I do not understand what the compiler wants from me. For me, the Graph (the name might be misleading, it’s going to be a hypergraph) looks quite wrapped in a box.

How to fix this issue?


#2

The compiler doesn’t know the size of the struct, because you’re using it recursively. See, when you tell the compiler you want a Graph inside the Graph, it will try to calculate the size of it, and it will never end. It’ll try to do sizeof(Graph) + sizeof(Graph) + sizeof(Graph) + ... forever. And because of this, you need to create a reference, so that the compiler knows the size of it and it finally compiles.
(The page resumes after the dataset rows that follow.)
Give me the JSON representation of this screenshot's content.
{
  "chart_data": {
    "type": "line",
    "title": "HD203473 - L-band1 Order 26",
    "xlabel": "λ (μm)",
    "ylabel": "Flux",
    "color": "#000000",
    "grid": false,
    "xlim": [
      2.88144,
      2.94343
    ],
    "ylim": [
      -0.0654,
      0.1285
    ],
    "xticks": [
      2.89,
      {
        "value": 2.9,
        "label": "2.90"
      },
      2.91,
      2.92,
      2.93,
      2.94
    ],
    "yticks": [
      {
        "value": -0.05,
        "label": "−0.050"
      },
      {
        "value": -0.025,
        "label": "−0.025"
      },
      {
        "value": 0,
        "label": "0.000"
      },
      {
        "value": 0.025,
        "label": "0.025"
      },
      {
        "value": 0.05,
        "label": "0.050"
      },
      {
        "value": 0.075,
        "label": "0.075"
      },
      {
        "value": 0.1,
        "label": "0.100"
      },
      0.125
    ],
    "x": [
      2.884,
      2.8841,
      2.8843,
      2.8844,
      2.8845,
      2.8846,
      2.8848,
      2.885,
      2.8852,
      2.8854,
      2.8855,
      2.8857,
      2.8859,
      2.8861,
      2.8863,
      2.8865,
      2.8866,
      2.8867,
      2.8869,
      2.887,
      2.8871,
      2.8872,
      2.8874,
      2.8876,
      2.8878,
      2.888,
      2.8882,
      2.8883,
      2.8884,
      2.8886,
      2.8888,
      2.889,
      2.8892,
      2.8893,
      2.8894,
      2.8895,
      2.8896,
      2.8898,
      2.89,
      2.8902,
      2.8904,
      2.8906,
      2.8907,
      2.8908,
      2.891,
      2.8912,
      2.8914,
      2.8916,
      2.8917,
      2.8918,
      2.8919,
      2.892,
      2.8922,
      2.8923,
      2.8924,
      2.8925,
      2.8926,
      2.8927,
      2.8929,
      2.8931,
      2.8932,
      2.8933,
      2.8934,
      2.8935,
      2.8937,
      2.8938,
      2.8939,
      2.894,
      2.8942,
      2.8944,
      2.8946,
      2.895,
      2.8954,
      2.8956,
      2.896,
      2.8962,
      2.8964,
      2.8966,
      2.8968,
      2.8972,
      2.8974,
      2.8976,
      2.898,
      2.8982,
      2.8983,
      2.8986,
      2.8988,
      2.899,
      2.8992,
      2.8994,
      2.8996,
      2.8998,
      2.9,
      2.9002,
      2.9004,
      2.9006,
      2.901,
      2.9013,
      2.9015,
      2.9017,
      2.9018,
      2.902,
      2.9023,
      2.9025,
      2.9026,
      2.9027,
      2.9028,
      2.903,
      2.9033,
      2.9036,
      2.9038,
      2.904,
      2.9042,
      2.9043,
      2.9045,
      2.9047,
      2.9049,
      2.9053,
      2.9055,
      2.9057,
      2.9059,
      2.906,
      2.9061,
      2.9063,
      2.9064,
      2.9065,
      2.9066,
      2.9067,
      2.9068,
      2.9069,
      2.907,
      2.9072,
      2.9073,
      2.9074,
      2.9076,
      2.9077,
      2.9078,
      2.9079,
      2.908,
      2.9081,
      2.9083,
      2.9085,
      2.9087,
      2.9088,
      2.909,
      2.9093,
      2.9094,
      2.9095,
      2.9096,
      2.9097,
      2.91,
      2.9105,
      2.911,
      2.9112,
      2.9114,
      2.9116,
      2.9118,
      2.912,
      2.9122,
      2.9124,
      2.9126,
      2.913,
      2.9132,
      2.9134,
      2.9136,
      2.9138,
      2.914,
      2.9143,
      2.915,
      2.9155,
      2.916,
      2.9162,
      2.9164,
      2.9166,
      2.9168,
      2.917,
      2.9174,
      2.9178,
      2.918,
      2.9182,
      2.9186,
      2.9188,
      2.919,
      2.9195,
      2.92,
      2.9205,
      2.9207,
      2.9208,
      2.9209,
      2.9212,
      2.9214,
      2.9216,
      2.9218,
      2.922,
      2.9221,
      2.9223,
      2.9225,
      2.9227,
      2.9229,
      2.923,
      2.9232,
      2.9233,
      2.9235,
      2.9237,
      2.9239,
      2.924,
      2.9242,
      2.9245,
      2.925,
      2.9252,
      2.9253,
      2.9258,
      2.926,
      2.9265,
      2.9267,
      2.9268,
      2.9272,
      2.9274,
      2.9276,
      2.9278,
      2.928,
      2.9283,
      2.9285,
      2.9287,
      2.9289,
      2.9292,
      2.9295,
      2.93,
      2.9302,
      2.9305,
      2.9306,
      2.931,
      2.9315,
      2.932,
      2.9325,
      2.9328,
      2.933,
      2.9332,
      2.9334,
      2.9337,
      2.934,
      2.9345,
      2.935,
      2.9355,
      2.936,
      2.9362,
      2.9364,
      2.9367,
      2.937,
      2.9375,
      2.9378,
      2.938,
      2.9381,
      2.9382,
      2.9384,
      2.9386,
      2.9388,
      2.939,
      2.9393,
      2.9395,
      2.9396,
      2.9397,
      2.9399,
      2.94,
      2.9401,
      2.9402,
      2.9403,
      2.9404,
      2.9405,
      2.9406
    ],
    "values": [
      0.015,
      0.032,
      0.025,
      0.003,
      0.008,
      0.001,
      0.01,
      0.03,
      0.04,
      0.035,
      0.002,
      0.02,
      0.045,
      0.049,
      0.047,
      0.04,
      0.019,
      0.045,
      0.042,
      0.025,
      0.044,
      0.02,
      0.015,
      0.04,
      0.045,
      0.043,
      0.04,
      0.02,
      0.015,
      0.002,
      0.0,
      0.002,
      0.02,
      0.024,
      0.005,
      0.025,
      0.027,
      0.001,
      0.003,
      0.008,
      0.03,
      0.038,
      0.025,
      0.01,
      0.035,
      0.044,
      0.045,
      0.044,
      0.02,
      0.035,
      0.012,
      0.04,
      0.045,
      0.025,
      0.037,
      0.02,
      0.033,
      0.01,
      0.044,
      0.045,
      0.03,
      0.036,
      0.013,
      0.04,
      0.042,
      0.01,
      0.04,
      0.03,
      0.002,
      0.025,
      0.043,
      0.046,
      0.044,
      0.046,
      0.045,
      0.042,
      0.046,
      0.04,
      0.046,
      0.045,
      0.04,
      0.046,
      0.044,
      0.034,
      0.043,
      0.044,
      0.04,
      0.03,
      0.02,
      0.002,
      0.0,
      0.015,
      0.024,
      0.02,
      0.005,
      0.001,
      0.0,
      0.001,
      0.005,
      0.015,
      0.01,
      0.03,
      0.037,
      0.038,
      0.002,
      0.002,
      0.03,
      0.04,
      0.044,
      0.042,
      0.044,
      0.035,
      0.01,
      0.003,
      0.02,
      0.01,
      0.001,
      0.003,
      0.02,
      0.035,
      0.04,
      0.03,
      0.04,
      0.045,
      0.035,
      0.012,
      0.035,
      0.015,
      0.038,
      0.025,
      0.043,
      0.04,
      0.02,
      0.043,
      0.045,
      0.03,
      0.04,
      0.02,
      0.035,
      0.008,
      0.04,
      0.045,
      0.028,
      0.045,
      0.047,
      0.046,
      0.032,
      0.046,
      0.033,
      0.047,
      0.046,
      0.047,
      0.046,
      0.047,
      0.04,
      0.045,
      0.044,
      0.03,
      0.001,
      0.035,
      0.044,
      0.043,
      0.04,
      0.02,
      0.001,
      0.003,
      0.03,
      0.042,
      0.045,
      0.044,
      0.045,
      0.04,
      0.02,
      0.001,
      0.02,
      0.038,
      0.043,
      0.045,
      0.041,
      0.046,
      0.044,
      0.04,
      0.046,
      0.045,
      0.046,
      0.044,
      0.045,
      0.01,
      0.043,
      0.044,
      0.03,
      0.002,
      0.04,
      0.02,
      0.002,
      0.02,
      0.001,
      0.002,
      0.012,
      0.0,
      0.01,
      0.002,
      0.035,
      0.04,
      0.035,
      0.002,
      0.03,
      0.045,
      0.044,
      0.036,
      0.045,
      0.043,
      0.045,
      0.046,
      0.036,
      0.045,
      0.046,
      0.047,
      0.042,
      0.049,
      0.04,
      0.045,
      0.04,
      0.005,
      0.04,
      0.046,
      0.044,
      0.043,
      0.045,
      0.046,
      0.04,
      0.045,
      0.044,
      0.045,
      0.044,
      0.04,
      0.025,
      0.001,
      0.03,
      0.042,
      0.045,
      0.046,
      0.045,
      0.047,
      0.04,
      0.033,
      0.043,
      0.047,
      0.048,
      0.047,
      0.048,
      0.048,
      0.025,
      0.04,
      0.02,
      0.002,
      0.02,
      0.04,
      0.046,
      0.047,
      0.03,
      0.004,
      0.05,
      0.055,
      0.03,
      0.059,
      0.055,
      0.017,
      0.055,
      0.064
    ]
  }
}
edit: Check the Option out: parent: Option<Graph>.


#3

What kind of reference? How would the code look like?


#4

Try to use a parent: Option<Box<Graph>>.

edit: Here’s the code: http://is.gd/zyVnKB


#5

That can’t possibly work for any actual graph because the parent owns the children. He’ll need to use a Weak pointer (see std::rc::Weak).


#6

Not really. A simple reference is better for this situation.


#7

No, stebalien is right. Simple references (especially not Box<Graph>) can’t be used to point from children to parents while also pointing from parents to children. Not if you expect to be able to do anything useful with them. You can’t move the parent into the child and a &Graph would render the pointed to value immutable and immovable.


#8

Oh, I see. Sorry, these concepts are still trying to find its place in my brain.


#9

It’s understandable. This is one of the weak points of the borrow checker. Hierarchical structures (trees and single linked lists) are all good, but cyclic structures (double liked lists and some graphs) are hard to get right without Rc<T>.


#10

You can also store your graph in a directed adjacency list.


#11

How to create a weak reference? I am used to read all kind of API docs (javadoc, doxygen, etc), but I still have a hard time with the rust stdlib docs.

http://is.gd/bgAxHg

Obviously line 55 does not work

parent: Option::Some(Weak::new(parent)),

#12

I know what can be done in terms of representations (it is, however, a more generic type of a hypergraph, not a simple graph), but for now, the focus is on the clarity of the code, not on optimizations - since it’s an experimental prototype, what I need first and foremost is understanding myself how I could use this data structure.

That’s why I won’t do it that way (yet). Besides, it’s a great oportunity to learn rust (by doing).


#13

The std::rc module docs should help: http://doc.rust-lang.org/nightly/std/rc/index.html

OT: You can read doxygen?


#14

Thanks Rc::downgrade() worked.

I had to activate #![feature(alloc)], why is that?

I am running rustc 1.1.0-nightly (7bd71637c 2015-05-06) (built 2015-05-06)


#15

Weak pointers are not stable in 1.0 apparently: Using unstable APIs? Tell us about it!